Runtime translation after parsing:
```rust
pub enum TrustMode { Open, Allowlist, Observe, Tofu }
pub enum StoreNew { None, Observed }
```

## 5. Fingerprinting
- Use SPKI DER -> SHA-256 hex (lowercase). Filename pattern `<fp>.pem`.
- Recompute each connection; use in logs and storage.

## 6. Functions (Phase 1)
- `load_trusted_certs(dir) -> HashSet<Vec<u8>>` (store SPKI bytes or fingerprint).
- `extract_spki_fingerprint(cert_der: &[u8]) -> String`.
- `ensure_observed_dir(path)` create if missing.
- `store_observed_cert(path, fingerprint, pem_bytes)`.
- Entry point adaptation inside current TLS client + server sides before final acceptance.

## 7. Migration Logic
1. Parse config.
2. If `encryption.trust_policy.accept_self_signed` is None and legacy `encryption.accept_self_signed` present, copy value.
3. Warn (log) if legacy root field used directly.
4. Preserve backward compatibility for existing configs without trust_policy: inject default `TrustMode::Open`.

## 8. Logging & Audit

Runtime console examples:
```
TRUST decision=ACCEPT mode=open fp=ab12... reason=open-policy
TRUST decision=ACCEPT mode=tofu fp=cd34... reason=new-tofu stored=observed
TRUST decision=ACCEPT mode=allowlist fp=ef56... reason=present-in-trusted
TRUST decision=REJECT mode=observe fp=aa77... reason=observe-only
```

Structured audit log:
- JSON lines sink is available; configure via `logging` in `config.toml`.
- Defaults write to `logs/trust_audit.jsonl` with simple rotation parameters when enabled.

## 9. Failure Handling
- On reject: close connection gracefully; log reason.
- Avoid partial writes before policy decision final.

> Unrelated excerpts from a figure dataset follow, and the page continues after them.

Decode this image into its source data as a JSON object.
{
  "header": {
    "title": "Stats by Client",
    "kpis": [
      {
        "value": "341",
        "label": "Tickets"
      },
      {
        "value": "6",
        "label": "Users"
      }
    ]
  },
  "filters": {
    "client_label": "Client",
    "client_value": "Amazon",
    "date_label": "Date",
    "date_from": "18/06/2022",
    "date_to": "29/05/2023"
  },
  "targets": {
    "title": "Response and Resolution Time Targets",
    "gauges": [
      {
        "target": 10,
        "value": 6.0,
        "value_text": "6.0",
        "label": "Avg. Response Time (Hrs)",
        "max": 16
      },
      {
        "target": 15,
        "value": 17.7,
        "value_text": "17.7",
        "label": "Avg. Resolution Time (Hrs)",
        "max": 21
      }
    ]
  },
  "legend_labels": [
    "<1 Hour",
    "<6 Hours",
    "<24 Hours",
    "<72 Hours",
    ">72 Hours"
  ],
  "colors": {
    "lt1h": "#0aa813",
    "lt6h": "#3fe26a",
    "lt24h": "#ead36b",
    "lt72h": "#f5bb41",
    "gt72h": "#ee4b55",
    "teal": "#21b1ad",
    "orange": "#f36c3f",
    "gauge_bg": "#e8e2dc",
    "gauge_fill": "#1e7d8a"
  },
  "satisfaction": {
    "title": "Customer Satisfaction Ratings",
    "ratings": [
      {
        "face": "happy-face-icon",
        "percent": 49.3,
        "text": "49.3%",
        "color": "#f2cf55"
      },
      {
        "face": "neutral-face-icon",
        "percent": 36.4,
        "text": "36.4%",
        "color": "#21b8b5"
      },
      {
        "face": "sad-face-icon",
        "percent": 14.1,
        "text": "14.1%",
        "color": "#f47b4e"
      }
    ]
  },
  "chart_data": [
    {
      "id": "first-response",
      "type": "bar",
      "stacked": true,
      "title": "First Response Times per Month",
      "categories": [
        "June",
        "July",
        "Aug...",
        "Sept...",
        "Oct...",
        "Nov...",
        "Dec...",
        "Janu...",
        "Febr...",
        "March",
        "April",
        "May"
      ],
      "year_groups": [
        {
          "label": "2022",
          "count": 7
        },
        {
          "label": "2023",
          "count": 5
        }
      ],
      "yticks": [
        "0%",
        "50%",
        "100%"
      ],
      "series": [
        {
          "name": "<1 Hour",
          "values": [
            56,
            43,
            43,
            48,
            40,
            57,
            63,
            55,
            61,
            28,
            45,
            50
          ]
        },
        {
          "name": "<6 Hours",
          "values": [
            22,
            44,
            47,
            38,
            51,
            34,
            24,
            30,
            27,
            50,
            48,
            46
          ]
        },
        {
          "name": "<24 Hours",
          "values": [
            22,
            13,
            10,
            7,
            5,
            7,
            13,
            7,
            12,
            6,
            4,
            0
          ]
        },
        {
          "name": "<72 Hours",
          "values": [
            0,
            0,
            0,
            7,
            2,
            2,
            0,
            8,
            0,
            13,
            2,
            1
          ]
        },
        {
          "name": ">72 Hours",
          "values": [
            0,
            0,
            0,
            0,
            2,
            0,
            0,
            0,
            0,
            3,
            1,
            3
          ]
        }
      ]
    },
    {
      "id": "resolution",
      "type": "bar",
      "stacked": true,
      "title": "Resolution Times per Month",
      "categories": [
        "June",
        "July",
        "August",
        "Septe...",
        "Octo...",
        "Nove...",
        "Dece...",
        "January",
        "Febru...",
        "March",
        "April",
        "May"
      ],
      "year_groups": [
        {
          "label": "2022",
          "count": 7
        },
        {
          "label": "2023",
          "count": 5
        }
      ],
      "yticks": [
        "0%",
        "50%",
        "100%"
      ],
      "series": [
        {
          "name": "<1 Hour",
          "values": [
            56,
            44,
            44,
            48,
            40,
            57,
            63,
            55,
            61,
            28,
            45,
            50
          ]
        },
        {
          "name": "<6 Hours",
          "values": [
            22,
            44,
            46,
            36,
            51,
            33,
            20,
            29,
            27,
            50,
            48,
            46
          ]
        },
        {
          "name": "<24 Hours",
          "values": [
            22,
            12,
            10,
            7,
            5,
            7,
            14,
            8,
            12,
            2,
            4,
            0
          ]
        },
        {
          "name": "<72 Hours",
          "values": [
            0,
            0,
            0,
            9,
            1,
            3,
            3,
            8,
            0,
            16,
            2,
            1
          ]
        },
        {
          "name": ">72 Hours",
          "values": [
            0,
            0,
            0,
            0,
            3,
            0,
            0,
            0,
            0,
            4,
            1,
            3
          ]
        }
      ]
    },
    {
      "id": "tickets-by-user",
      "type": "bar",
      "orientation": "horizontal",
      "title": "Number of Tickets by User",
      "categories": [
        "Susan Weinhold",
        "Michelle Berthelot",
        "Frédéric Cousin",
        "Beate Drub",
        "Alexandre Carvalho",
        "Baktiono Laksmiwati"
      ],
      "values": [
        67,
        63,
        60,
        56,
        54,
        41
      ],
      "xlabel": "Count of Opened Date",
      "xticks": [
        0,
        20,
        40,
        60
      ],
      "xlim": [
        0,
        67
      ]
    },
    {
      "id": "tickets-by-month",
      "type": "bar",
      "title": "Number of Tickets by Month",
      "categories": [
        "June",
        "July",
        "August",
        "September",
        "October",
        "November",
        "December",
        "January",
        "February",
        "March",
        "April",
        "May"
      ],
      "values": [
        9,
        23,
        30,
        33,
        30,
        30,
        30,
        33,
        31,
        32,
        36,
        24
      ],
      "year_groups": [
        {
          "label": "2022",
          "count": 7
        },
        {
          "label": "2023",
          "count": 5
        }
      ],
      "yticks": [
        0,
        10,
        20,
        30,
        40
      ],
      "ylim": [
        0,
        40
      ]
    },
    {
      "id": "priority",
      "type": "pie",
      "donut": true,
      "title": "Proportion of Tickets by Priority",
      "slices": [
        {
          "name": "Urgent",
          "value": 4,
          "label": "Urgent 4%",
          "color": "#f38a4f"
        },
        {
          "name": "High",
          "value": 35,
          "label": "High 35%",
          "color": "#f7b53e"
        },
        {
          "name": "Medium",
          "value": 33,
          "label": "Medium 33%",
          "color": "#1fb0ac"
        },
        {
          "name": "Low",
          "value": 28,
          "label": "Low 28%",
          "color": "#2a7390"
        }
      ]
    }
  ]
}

## 10. Out of Scope (Phase 1)
- Chain validation
- CRL / OCSP
- Pinning
- Promotion workflow

---

Status summary: Phase 1 complete; mTLS flag available; Phase 2 scaffolding active with optional enforcement; Phase 3 core pinning/promotion delivered with prompt UX and background reconnects; audit logging available. Remaining work is focused on full PKI validation, live reloads, and richer CLI/metrics.